Дни тянулись за днями.
Снаружи было холодно и пусто, но однажды завьюжило так, что в белой снежной хмари пропали и забор, и крыша прихода, и, казалось, весь белый свет. Эльга почти убедила себя в том, что дом оторвало от земли и несет в неведомые края.
Рыцек вполне освоился и бегал за Эльгой повсюду, изредка позволяя себе нападать на ее пятки. Р-р-мяу! Ему было хорошо, он пил молоко и играл с листьями. Он полюбил спать у Эльги в ногах, работая урчащей печкой.
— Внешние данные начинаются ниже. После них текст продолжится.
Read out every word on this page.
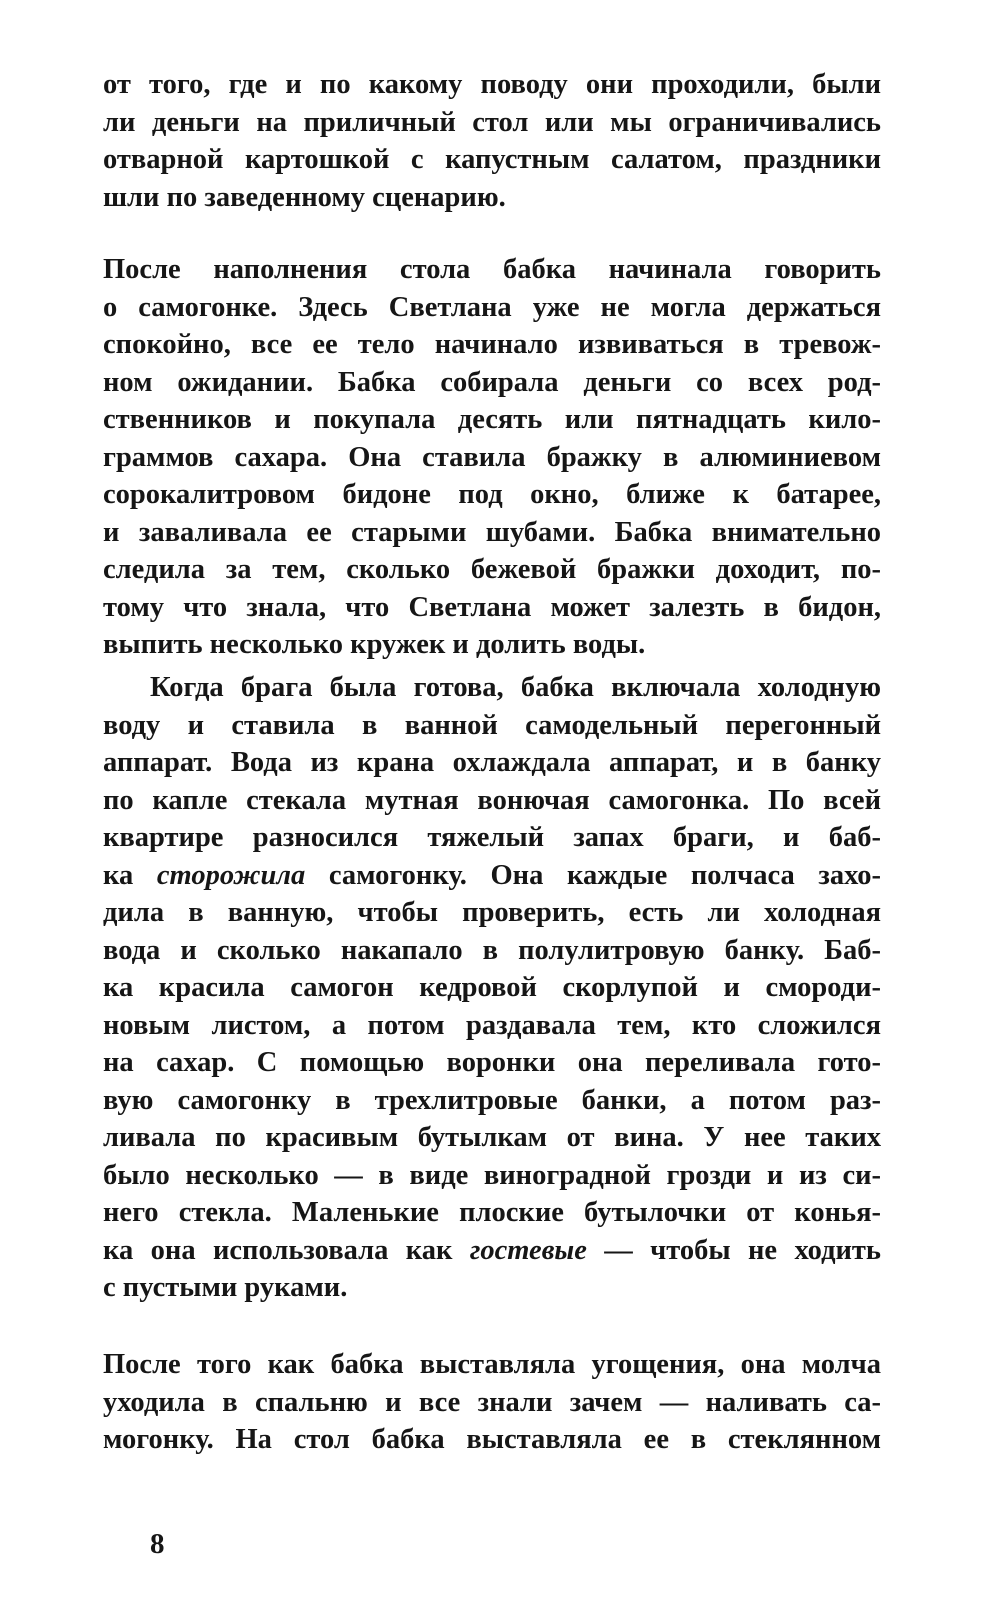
8
от того, где и по какому поводу они проходили, были
ли деньги на приличный стол или мы ограничивались
отварной картошкой с капустным салатом, праздники
шли по заведенному сценарию.
После наполнения стола бабка начинала говорить
о самогонке. Здесь Светлана уже не могла держаться
спокойно, все ее тело начинало извиваться в тревож-
ном ожидании. Бабка собирала деньги со всех род-
ственников и покупала десять или пятнадцать кило-
граммов сахара. Она ставила бражку в алюминиевом
сорокалитровом бидоне под окно, ближе к батарее,
и заваливала ее старыми шубами. Бабка внимательно
следила за тем, сколько бежевой бражки доходит, по-
тому что знала, что Светлана может залезть в бидон,
выпить несколько кружек и долить воды.
Когда брага была готова, бабка включала холодную
воду и ставила в ванной самодельный перегонный
аппарат. Вода из крана охлаждала аппарат, и в банку
по капле стекала мутная вонючая самогонка. По всей
квартире разносился тяжелый запах браги, и баб-
ка сторожила самогонку. Она каждые полчаса захо-
дила в ванную, чтобы проверить, есть ли холодная
вода и сколько накапало в полулитровую банку. Баб-
ка красила самогон кедровой скорлупой и смороди-
новым листом, а потом раздавала тем, кто сложился
на сахар. С помощью воронки она переливала гото-
вую самогонку в трехлитровые банки, а потом раз-
ливала по красивым бутылкам от вина. У нее таких
было несколько — в виде виноградной грозди и из си-
него стекла. Маленькие плоские бутылочки от конья-
ка она использовала как гостевые — чтобы не ходить
с пустыми руками.
После того как бабка выставляла угощения, она молча
уходила в спальню и все знали зачем — наливать са-
могонку. На стол бабка выставляла ее в стеклянном
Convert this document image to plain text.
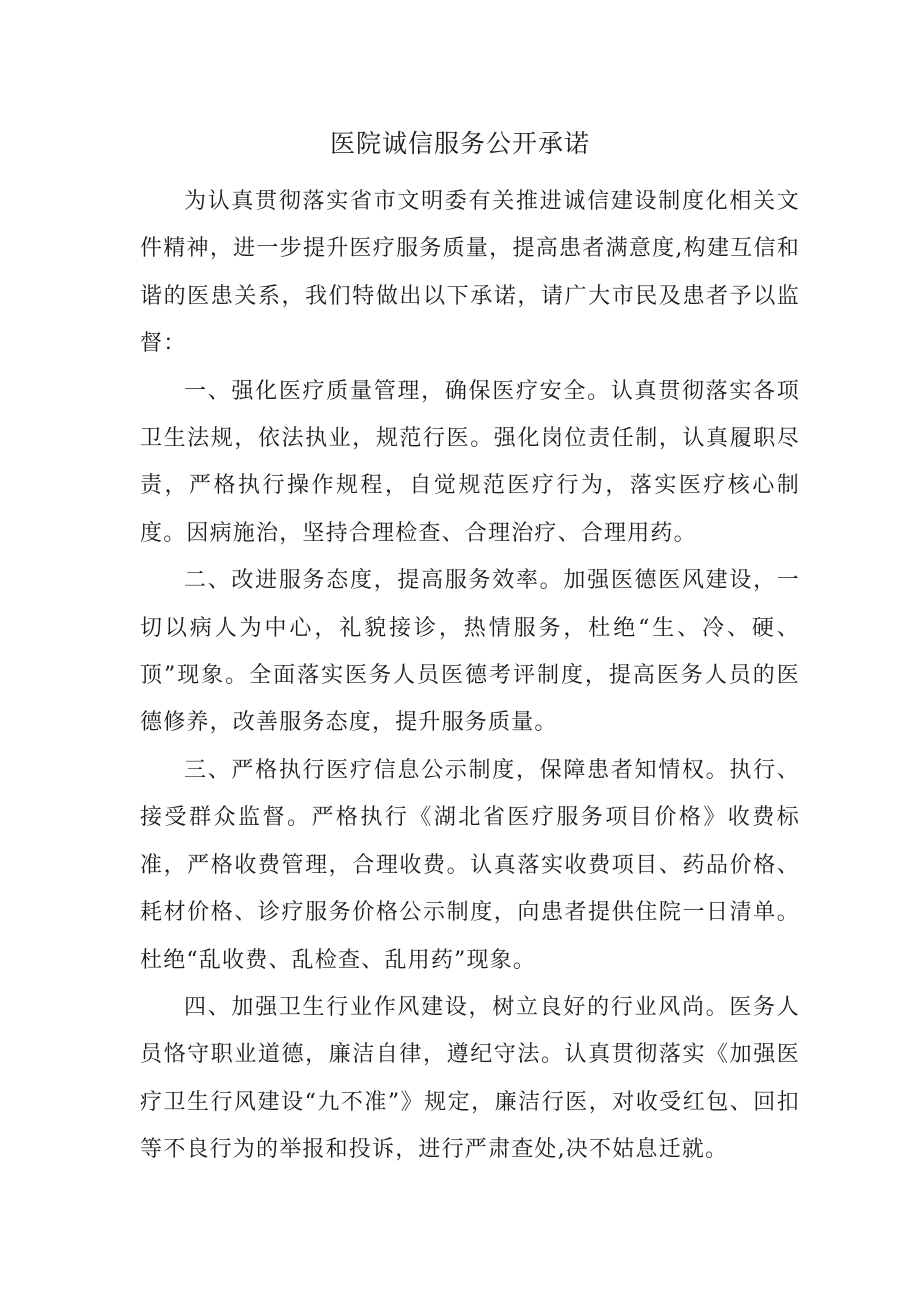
医院诚信服务公开承诺

为认真贯彻落实省市文明委有关推进诚信建设制度化相关文件精神，进一步提升医疗服务质量，提高患者满意度,构建互信和谐的医患关系，我们特做出以下承诺，请广大市民及患者予以监督：

一、强化医疗质量管理，确保医疗安全。认真贯彻落实各项卫生法规，依法执业，规范行医。强化岗位责任制，认真履职尽责，严格执行操作规程，自觉规范医疗行为，落实医疗核心制度。因病施治，坚持合理检查、合理治疗、合理用药。

二、改进服务态度，提高服务效率。加强医德医风建设，一切以病人为中心，礼貌接诊，热情服务，杜绝“生、冷、硬、顶”现象。全面落实医务人员医德考评制度，提高医务人员的医德修养，改善服务态度，提升服务质量。

三、严格执行医疗信息公示制度，保障患者知情权。执行、接受群众监督。严格执行《湖北省医疗服务项目价格》收费标准，严格收费管理，合理收费。认真落实收费项目、药品价格、耗材价格、诊疗服务价格公示制度，向患者提供住院一日清单。杜绝“乱收费、乱检查、乱用药”现象。

四、加强卫生行业作风建设，树立良好的行业风尚。医务人员恪守职业道德，廉洁自律，遵纪守法。认真贯彻落实《加强医疗卫生行风建设“九不准”》规定，廉洁行医，对收受红包、回扣等不良行为的举报和投诉，进行严肃查处,决不姑息迁就。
Правда, несколько раз его пришлось ткнуть мордочкой в лужицы на полу, но звереныш на удивление быстро понял, что свои дела нужно делать только в определенном месте.
Эльга даже подумала, что он умнее ее.
Букеты не получались. Никак. То есть это были великолепные букеты, в которых не было ничего, кроме листьев. Почему-то от букета с луком сразу тянуло в слезы, от рукавицы и шапки шло тепло, от крыльца с наледью веяло холодом.
А в букетном Рыцеке всего лишь рассыхались и отслаивались листья.
– Рыцек, не крутись!
Эльга злилась.
– Рыцек!
Она поддернула котенка за задние лапы. Мявкнув, передними он закогтил одеяло, заворачивая его вместе с собой.
– Ну что ж ты!
Эльга хлопнула его по серой спине. Одеяло не отцеплялось. Сак и доска, сложенные на краю постели, поехали вниз.
– Ай!
Пуф-ф! – россыпь листьев похоронила под собой неудавшийся букет. Кажется, даже дерево треснуло.
– Посмотри, что ты сделал!
Придерживая за шкирку, Эльга развернула котенка мордочкой к себе. Рыцек мяукнул и зажмурился от ладони над головой.